Sous l’autel principal, nous voyons des représentations de la vie du Christ : Nativité, Pâques, Pentecôte

Sa restauration

-Travaux sanitaires : consolidation des murs, pose de tirants, reprise des semelles de fondation. Assainissement : collecte des eaux pluviales, réalisation d’un caniveau double revers.

  1. Restauration des façades extérieures, piochage des enduits, reprise des enduits a la chaux, injection de chaux liquide. Restauration façade Nord (côté presbytère) Taille et pose de pierres neuves, jointoiement sur contreforts ; Idem sur la façade orientale, idem sur la façade sud, côté plaine avec création et pose de gargouilles, pose raquettes cuivre sur l’ensemble des baies à vitraux.

  2. Restauration charpente avec toiture neuve en ardoise d’Espagne. Illumination extérieure : 2 points lumineux dans le clocher, 5 points lumineux au sol, création d’un parvis en pavés de marbre de Beauce

  3. Restauration des intérieurs : assainissement des pieds de murs, piochage des murs, reprise à la chaux naturelle, restauration des peintures murales de la nef , restauration des autels latéraux, restauration des peintures morales du chœur, restitution du pavement du porche d’entrée , il était en ciment. Remise en conformité électrique, installation d’un paratonnerre.

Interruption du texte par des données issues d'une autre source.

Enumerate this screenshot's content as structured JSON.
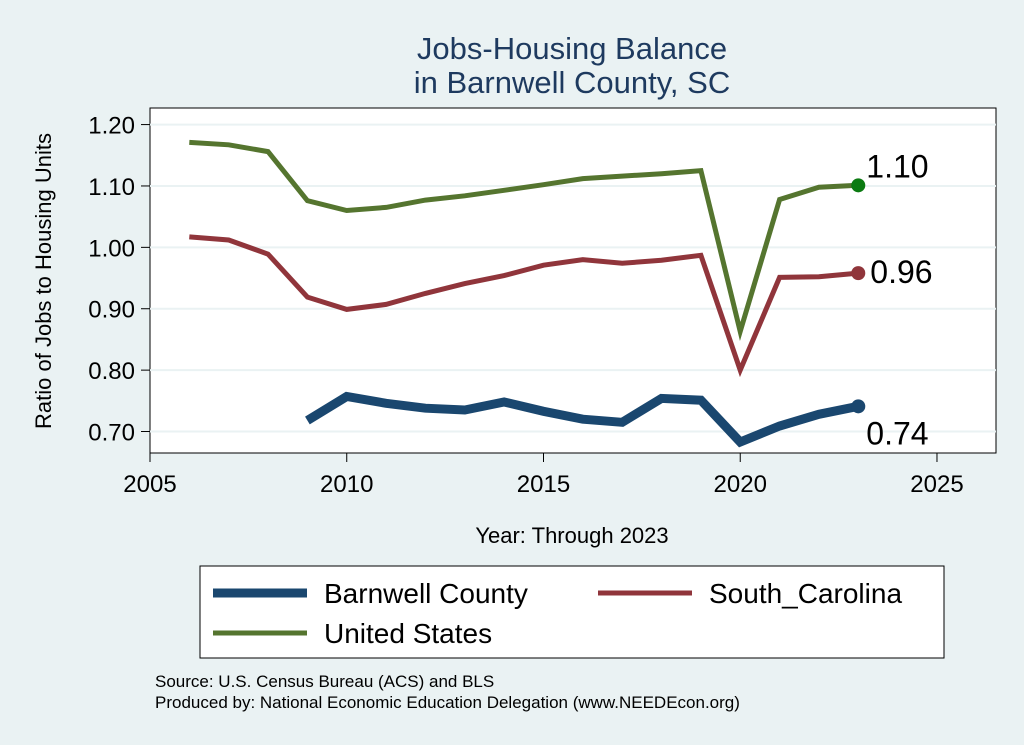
{
  "chart_data": {
    "type": "line",
    "title": [
      "Jobs-Housing Balance",
      "in Barnwell County, SC"
    ],
    "xlabel": "Year: Through 2023",
    "ylabel": "Ratio of Jobs to Housing Units",
    "xlim": [
      2005,
      2026.5
    ],
    "ylim": [
      0.665,
      1.227
    ],
    "xticks": [
      2005,
      2010,
      2015,
      2020,
      2025
    ],
    "yticks": [
      0.7,
      0.8,
      0.9,
      1.0,
      1.1,
      1.2
    ],
    "ytick_labels": [
      "0.70",
      "0.80",
      "0.90",
      "1.00",
      "1.10",
      "1.20"
    ],
    "grid": true,
    "series": [
      {
        "name": "Barnwell County",
        "color": "#1a476f",
        "x": [
          2009,
          2010,
          2011,
          2012,
          2013,
          2014,
          2015,
          2016,
          2017,
          2018,
          2019,
          2020,
          2021,
          2022,
          2023
        ],
        "values": [
          0.718,
          0.757,
          0.746,
          0.738,
          0.735,
          0.748,
          0.733,
          0.72,
          0.715,
          0.754,
          0.751,
          0.683,
          0.709,
          0.728,
          0.741
        ],
        "end_label": "0.74"
      },
      {
        "name": "South_Carolina",
        "color": "#90353b",
        "x": [
          2006,
          2007,
          2008,
          2009,
          2010,
          2011,
          2012,
          2013,
          2014,
          2015,
          2016,
          2017,
          2018,
          2019,
          2020,
          2021,
          2022,
          2023
        ],
        "values": [
          1.017,
          1.012,
          0.989,
          0.919,
          0.899,
          0.907,
          0.925,
          0.941,
          0.954,
          0.971,
          0.98,
          0.974,
          0.979,
          0.987,
          0.8,
          0.951,
          0.952,
          0.958
        ],
        "end_label": "0.96"
      },
      {
        "name": "United States",
        "color": "#55752f",
        "x": [
          2006,
          2007,
          2008,
          2009,
          2010,
          2011,
          2012,
          2013,
          2014,
          2015,
          2016,
          2017,
          2018,
          2019,
          2020,
          2021,
          2022,
          2023
        ],
        "values": [
          1.171,
          1.167,
          1.156,
          1.076,
          1.06,
          1.065,
          1.077,
          1.084,
          1.093,
          1.102,
          1.112,
          1.116,
          1.12,
          1.125,
          0.863,
          1.078,
          1.098,
          1.101
        ],
        "end_label": "1.10",
        "end_marker_color": "#0b7a11"
      }
    ]
  },
  "legend": {
    "items": [
      {
        "label": "Barnwell County"
      },
      {
        "label": "South_Carolina"
      },
      {
        "label": "United States"
      }
    ]
  },
  "source": {
    "line1": "Source: U.S. Census Bureau (ACS) and BLS",
    "line2": "Produced by: National Economic Education Delegation (www.NEEDEcon.org)"
  }
}
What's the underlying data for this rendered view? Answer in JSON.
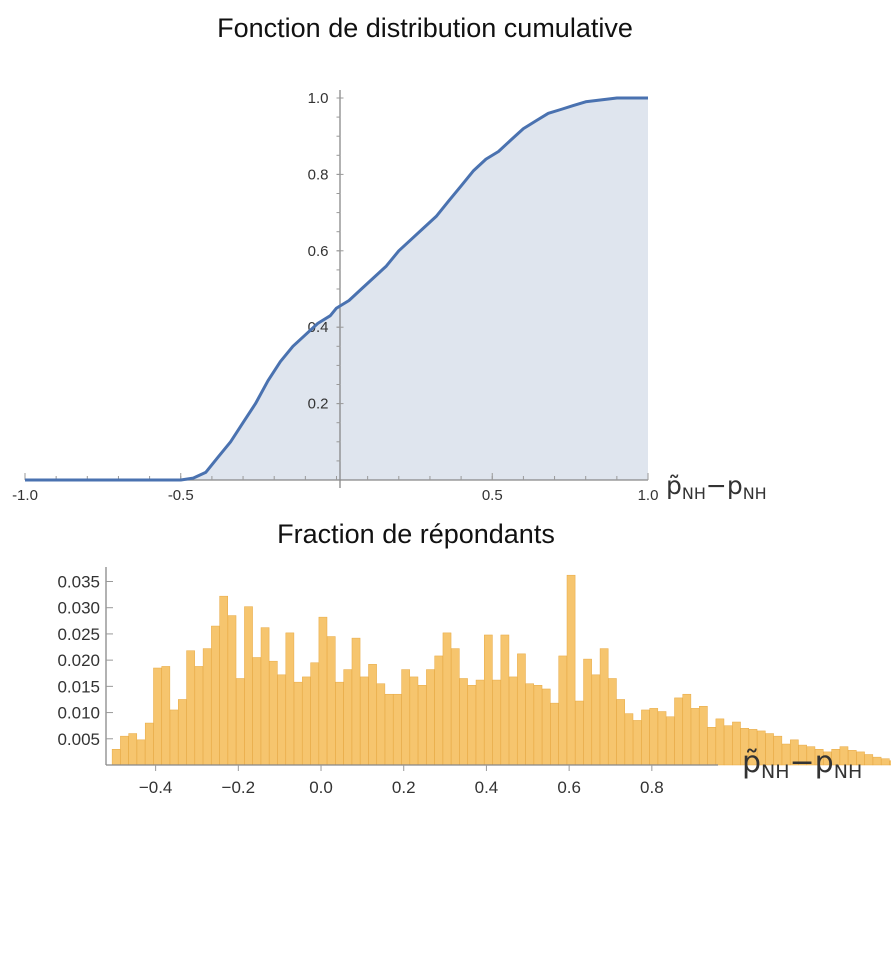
{
  "chart_data": [
    {
      "type": "area",
      "title": "Fonction de distribution cumulative",
      "xlabel_main": "p̃",
      "xlabel_sub": "NH",
      "xlabel_minus": "−p",
      "xlabel_sub2": "NH",
      "xlim": [
        -1.0,
        1.0
      ],
      "ylim": [
        0,
        1.0
      ],
      "x_ticks": [
        {
          "value": -1.0,
          "label": "-1.0"
        },
        {
          "value": -0.5,
          "label": "-0.5"
        },
        {
          "value": 0.5,
          "label": "0.5"
        },
        {
          "value": 1.0,
          "label": "1.0"
        }
      ],
      "y_ticks": [
        {
          "value": 0.2,
          "label": "0.2"
        },
        {
          "value": 0.4,
          "label": "0.4"
        },
        {
          "value": 0.6,
          "label": "0.6"
        },
        {
          "value": 0.8,
          "label": "0.8"
        },
        {
          "value": 1.0,
          "label": "1.0"
        }
      ],
      "line_color": "#4a72b0",
      "fill_color": "#dfe5ee",
      "points": [
        [
          -1.0,
          0.0
        ],
        [
          -0.5,
          0.0
        ],
        [
          -0.46,
          0.005
        ],
        [
          -0.42,
          0.02
        ],
        [
          -0.38,
          0.06
        ],
        [
          -0.34,
          0.1
        ],
        [
          -0.3,
          0.15
        ],
        [
          -0.26,
          0.2
        ],
        [
          -0.22,
          0.26
        ],
        [
          -0.18,
          0.31
        ],
        [
          -0.14,
          0.35
        ],
        [
          -0.1,
          0.38
        ],
        [
          -0.06,
          0.41
        ],
        [
          -0.02,
          0.43
        ],
        [
          0.0,
          0.45
        ],
        [
          0.04,
          0.47
        ],
        [
          0.08,
          0.5
        ],
        [
          0.12,
          0.53
        ],
        [
          0.16,
          0.56
        ],
        [
          0.2,
          0.6
        ],
        [
          0.24,
          0.63
        ],
        [
          0.28,
          0.66
        ],
        [
          0.32,
          0.69
        ],
        [
          0.36,
          0.73
        ],
        [
          0.4,
          0.77
        ],
        [
          0.44,
          0.81
        ],
        [
          0.48,
          0.84
        ],
        [
          0.52,
          0.86
        ],
        [
          0.56,
          0.89
        ],
        [
          0.6,
          0.92
        ],
        [
          0.64,
          0.94
        ],
        [
          0.68,
          0.96
        ],
        [
          0.72,
          0.97
        ],
        [
          0.76,
          0.98
        ],
        [
          0.8,
          0.99
        ],
        [
          0.85,
          0.995
        ],
        [
          0.9,
          1.0
        ],
        [
          1.0,
          1.0
        ]
      ]
    },
    {
      "type": "bar",
      "title": "Fraction de répondants",
      "xlabel_main": "p̃",
      "xlabel_sub": "NH",
      "xlabel_minus": "−p",
      "xlabel_sub2": "NH",
      "xlim": [
        -0.52,
        0.96
      ],
      "ylim": [
        0,
        0.037
      ],
      "x_ticks": [
        {
          "value": -0.4,
          "label": "−0.4"
        },
        {
          "value": -0.2,
          "label": "−0.2"
        },
        {
          "value": 0.0,
          "label": "0.0"
        },
        {
          "value": 0.2,
          "label": "0.2"
        },
        {
          "value": 0.4,
          "label": "0.4"
        },
        {
          "value": 0.6,
          "label": "0.6"
        },
        {
          "value": 0.8,
          "label": "0.8"
        }
      ],
      "y_ticks": [
        {
          "value": 0.005,
          "label": "0.005"
        },
        {
          "value": 0.01,
          "label": "0.010"
        },
        {
          "value": 0.015,
          "label": "0.015"
        },
        {
          "value": 0.02,
          "label": "0.020"
        },
        {
          "value": 0.025,
          "label": "0.025"
        },
        {
          "value": 0.03,
          "label": "0.030"
        },
        {
          "value": 0.035,
          "label": "0.035"
        }
      ],
      "bar_color": "#f6c56e",
      "bar_edge": "#e7a842",
      "bin_start": -0.5,
      "bin_width": 0.02,
      "values": [
        0.003,
        0.0055,
        0.006,
        0.0048,
        0.008,
        0.0185,
        0.0188,
        0.0105,
        0.0125,
        0.0218,
        0.0188,
        0.0222,
        0.0265,
        0.0322,
        0.0285,
        0.0165,
        0.0302,
        0.0205,
        0.0262,
        0.0198,
        0.0172,
        0.0252,
        0.0158,
        0.0168,
        0.0195,
        0.0282,
        0.0245,
        0.0158,
        0.0182,
        0.0242,
        0.0168,
        0.0192,
        0.0155,
        0.0135,
        0.0135,
        0.0182,
        0.0168,
        0.0152,
        0.0182,
        0.0208,
        0.0252,
        0.0222,
        0.0165,
        0.0152,
        0.0162,
        0.0248,
        0.0162,
        0.0248,
        0.0168,
        0.0212,
        0.0155,
        0.0152,
        0.0145,
        0.0118,
        0.0208,
        0.0362,
        0.0122,
        0.0202,
        0.0172,
        0.0222,
        0.0165,
        0.0125,
        0.0098,
        0.0085,
        0.0105,
        0.0108,
        0.0102,
        0.0092,
        0.0128,
        0.0135,
        0.0108,
        0.0112,
        0.0072,
        0.0088,
        0.0075,
        0.0082,
        0.007,
        0.0068,
        0.0065,
        0.006,
        0.0055,
        0.004,
        0.0048,
        0.0038,
        0.0035,
        0.003,
        0.0025,
        0.003,
        0.0035,
        0.0028,
        0.0025,
        0.002,
        0.0015,
        0.0012,
        0.0008
      ]
    }
  ]
}
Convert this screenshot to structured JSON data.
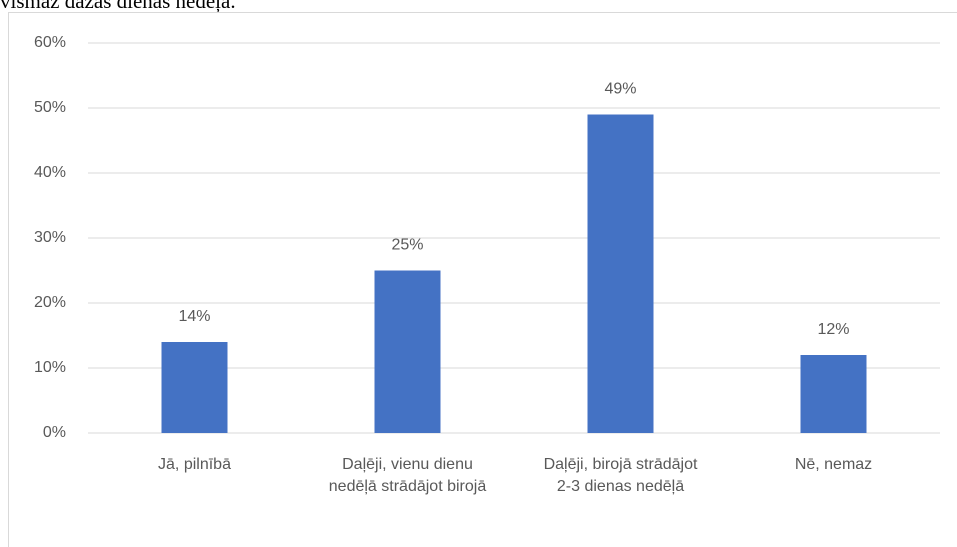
{
  "text_above": "vismaz dažas dienas nedēļā.",
  "chart_data": {
    "type": "bar",
    "categories": [
      "Jā, pilnībā",
      "Daļēji, vienu dienu nedēļā strādājot birojā",
      "Daļēji, birojā strādājot 2-3 dienas nedēļā",
      "Nē, nemaz"
    ],
    "values": [
      14,
      25,
      49,
      12
    ],
    "value_labels": [
      "14%",
      "25%",
      "49%",
      "12%"
    ],
    "color": "#4472c4",
    "ylim": [
      0,
      60
    ],
    "yticks": [
      {
        "value": 0,
        "label": "0%"
      },
      {
        "value": 10,
        "label": "10%"
      },
      {
        "value": 20,
        "label": "20%"
      },
      {
        "value": 30,
        "label": "30%"
      },
      {
        "value": 40,
        "label": "40%"
      },
      {
        "value": 50,
        "label": "50%"
      },
      {
        "value": 60,
        "label": "60%"
      }
    ],
    "grid": true
  }
}
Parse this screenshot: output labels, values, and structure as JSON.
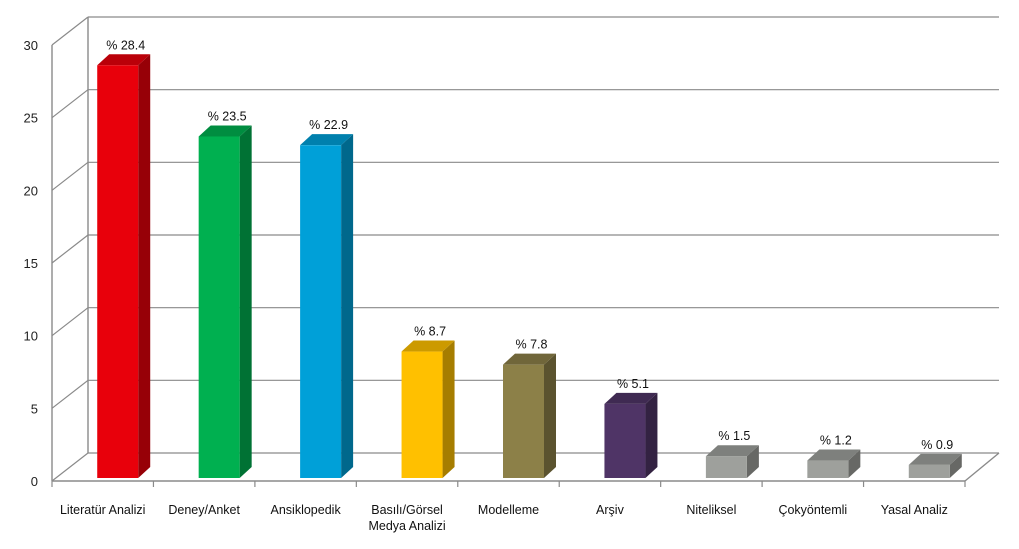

  4. Coût de l’opération : 398.021,00 € : Etat, Région, département, pays Loire Beauce : 115.923,00 € Commune : 282.098,00 €

     

    Son clocher

    En 1882 le conseil municipal décide de reconstruire le clocher de l’église d’environ 25 m de haut;C’est en 1884 que les travaux furent exécutés. Les cloches :1) André Mary bénie en1865 par Monseigneur Clessé archidiacre assisté de M. Pelé, curé du village et M. Morize, maire du village. 2) Louise Henriette bénie en 1886 sous le règne de Léon XIII, par l’Evêque Monseigneur Pierre Coullié, assisté du curé de la paroisse E.Mercier et M. Morize maire de Villeneuve. Voilà plus de 100 ans que le coq veillait sur les Villeneuvois, vu d’en bas, il avait fière allure, il avait été restauré en même temps que le clocher, mais lorsque nous avons installé le paratonnerre, nous avons constaté qu’il était en zinc, troué et bien malade. Le Conseil Municipal a décidé » l’achat d’un coq en cuivre, béni par le père Barrault.

    L’église de Villeneuve fut rénovée de septembre 2001 à mai 2002 soit 9 mois de travaux avec pour architecte Guillaume Trouvé, spécialisé dans les monuments historiques.

    L' Inauguration a eu lieu le  :14 Septembre 2002.